The Federal Bureau of Investigation (FBI) has issued an urgent cyber threat warning regarding "Kali365," a sophisticated, newly discovered phishing kit being deployed at scale to hijack corporate Microsoft environments. According to federal investigators, cybercriminals are utilizing the kit to target high-value organizations and aggressively bypass traditional cybersecurity defenses by stealing Microsoft OAuth tokens directly from unsuspecting employees.

Bypassing multi-factor authentication at scale

Unlike traditional phishing campaigns that trick users into surrendering static passwords, the Kali365 kit focuses heavily on pre-authenticated session details and OAuth authorization tokens.

Security analysts warn that this approach represents a devastatingly effective shift in cybercriminal tactics: by compromising the token itself, malicious actors can completely circumvent multi-factor authentication (MFA) protocols.

Once an employee interacts with a malicious email or spoofed portal generated by Kali365, the kit tricks the user into authorizing access or intercepts active browser sessions. This allows attackers to harvest session bearer tokens.

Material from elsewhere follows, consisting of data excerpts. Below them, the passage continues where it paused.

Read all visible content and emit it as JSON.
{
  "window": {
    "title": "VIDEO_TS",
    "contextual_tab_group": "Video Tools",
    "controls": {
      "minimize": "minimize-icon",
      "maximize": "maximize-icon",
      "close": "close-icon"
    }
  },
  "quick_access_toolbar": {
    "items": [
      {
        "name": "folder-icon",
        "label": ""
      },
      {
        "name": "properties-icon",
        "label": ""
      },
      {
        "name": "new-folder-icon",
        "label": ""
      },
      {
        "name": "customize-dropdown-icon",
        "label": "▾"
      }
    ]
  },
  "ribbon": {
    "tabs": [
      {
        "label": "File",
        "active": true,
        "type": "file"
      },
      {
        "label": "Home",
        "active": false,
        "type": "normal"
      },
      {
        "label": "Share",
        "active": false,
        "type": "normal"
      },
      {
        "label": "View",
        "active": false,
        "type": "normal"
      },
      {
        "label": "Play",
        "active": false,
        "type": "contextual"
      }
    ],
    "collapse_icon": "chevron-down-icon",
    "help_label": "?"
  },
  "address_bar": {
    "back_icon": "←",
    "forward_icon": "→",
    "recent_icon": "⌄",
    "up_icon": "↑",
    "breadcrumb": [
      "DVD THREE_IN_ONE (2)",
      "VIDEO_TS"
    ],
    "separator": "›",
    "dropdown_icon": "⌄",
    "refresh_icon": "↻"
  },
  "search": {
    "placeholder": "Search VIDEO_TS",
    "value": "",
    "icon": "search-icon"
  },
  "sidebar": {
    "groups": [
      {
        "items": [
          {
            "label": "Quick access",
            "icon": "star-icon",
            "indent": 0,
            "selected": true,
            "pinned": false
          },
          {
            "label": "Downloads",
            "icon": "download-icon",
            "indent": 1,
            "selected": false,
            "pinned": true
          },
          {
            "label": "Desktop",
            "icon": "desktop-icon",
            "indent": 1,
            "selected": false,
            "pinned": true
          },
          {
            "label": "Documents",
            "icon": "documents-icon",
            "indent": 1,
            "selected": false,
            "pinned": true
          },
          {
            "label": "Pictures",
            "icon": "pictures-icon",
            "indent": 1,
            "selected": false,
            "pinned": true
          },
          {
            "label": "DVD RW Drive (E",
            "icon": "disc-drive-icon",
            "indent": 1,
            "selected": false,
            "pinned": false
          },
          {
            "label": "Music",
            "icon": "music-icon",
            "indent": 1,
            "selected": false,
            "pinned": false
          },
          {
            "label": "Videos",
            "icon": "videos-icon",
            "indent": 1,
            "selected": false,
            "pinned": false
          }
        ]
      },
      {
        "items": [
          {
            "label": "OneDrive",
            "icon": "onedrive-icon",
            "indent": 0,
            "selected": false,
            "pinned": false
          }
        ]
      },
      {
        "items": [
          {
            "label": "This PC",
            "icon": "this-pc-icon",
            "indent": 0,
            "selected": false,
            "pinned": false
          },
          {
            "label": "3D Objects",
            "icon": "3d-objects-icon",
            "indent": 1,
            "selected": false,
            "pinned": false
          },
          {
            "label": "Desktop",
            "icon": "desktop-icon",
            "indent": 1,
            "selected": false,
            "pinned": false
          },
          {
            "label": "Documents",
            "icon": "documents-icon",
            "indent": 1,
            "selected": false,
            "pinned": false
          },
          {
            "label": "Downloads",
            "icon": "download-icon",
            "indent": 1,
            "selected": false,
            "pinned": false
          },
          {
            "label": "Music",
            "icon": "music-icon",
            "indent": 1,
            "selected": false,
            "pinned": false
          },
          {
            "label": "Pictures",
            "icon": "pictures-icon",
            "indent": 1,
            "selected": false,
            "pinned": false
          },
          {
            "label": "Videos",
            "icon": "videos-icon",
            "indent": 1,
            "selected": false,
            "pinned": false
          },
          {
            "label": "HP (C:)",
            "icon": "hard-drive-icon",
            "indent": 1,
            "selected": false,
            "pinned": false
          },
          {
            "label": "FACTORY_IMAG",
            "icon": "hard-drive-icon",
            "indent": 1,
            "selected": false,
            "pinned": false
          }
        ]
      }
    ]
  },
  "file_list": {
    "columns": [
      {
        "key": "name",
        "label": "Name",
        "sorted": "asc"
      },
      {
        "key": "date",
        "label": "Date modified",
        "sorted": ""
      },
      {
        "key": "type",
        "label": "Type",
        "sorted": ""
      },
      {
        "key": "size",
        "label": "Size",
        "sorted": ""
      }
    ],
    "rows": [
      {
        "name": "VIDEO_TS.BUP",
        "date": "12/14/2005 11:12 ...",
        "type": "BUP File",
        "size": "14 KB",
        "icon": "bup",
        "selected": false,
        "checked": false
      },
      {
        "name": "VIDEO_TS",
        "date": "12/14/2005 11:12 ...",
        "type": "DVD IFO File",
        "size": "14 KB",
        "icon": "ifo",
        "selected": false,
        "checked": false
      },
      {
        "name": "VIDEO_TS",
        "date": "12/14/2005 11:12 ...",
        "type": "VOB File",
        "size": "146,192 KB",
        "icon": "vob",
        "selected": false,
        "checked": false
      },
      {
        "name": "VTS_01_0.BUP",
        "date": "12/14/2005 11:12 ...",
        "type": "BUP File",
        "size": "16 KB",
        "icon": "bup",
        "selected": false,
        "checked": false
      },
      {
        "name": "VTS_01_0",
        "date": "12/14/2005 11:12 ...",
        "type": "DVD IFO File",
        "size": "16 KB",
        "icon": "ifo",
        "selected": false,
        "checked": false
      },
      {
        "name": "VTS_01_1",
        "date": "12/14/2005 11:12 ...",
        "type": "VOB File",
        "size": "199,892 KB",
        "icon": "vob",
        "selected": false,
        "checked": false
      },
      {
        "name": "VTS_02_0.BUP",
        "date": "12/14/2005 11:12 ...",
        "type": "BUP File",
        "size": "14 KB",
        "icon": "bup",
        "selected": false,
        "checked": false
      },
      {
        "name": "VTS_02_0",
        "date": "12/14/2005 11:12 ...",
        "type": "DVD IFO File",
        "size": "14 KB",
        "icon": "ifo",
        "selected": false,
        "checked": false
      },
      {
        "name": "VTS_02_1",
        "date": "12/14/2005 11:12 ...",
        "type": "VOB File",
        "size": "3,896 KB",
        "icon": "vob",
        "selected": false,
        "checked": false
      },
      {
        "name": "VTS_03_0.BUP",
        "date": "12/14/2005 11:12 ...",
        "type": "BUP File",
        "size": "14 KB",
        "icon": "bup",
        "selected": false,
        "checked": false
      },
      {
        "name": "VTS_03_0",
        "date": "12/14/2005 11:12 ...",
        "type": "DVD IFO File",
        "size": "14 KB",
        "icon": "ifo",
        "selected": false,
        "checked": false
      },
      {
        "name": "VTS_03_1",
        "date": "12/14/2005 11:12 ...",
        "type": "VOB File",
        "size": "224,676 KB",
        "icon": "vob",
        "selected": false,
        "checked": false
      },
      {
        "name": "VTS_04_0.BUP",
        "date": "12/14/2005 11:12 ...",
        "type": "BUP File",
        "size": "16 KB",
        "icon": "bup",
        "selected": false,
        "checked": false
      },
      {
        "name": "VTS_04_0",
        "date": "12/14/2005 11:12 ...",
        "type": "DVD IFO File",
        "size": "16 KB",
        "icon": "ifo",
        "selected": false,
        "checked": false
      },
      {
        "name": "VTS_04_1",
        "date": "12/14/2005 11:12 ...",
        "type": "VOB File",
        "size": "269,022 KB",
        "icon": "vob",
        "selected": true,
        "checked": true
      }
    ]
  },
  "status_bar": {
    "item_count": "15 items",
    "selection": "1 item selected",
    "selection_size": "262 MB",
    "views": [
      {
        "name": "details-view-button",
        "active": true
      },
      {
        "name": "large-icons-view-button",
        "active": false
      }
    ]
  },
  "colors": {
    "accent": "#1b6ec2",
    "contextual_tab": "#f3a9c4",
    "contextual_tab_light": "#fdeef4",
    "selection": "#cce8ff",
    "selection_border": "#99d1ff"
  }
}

By simply replaying these stolen tokens to Microsoft servers, hackers are able to inherit the legitimate user's entire authenticated cloud session, gaining full privileges to enterprise emails, databases, and internal communications without ever triggering a password or secondary MFA prompt.

An industrialized "As-a-Service" threat

Federal authorities emphasize that the widespread deployment of Kali365 points to the growing commoditization of highly sophisticated cybercrime. Sold as a ready-to-use phishing framework on illicit digital marketplaces, the kit allows even relatively low-skilled threat actors to orchestrate advanced enterprise-level corporate identity theft.

The FBI notes that the campaign's massive scale is primarily designed to facilitate business email compromise (BEC), corporate espionage, and subsequent operational network extortion.

Once inside a network via a hijacked OAuth session, threat actors can alter financial routing details, siphon proprietary data, or establish persistent backdoors for future ransomware deployment.

Mitigating the threat

In light of the ongoing Kali365 campaign, the FBI and leading cybersecurity bodies are urging enterprise network administrators to immediately audit their identity and access management setups. Traditional security strategies relying solely on static credentials and basic MFA are no longer sufficient to stop modern token-theft toolkits.

Organizations are strongly advised to transition toward Zero-Trust architectures and implement strict device-compliance checks.

Additionally, security teams should configure shorter session lifespans, enforce context-aware conditional access policies, and transition to phishing-resistant authentication methods, such as hardware security keys, to effectively devalue the utility of intercepted OAuth tokens.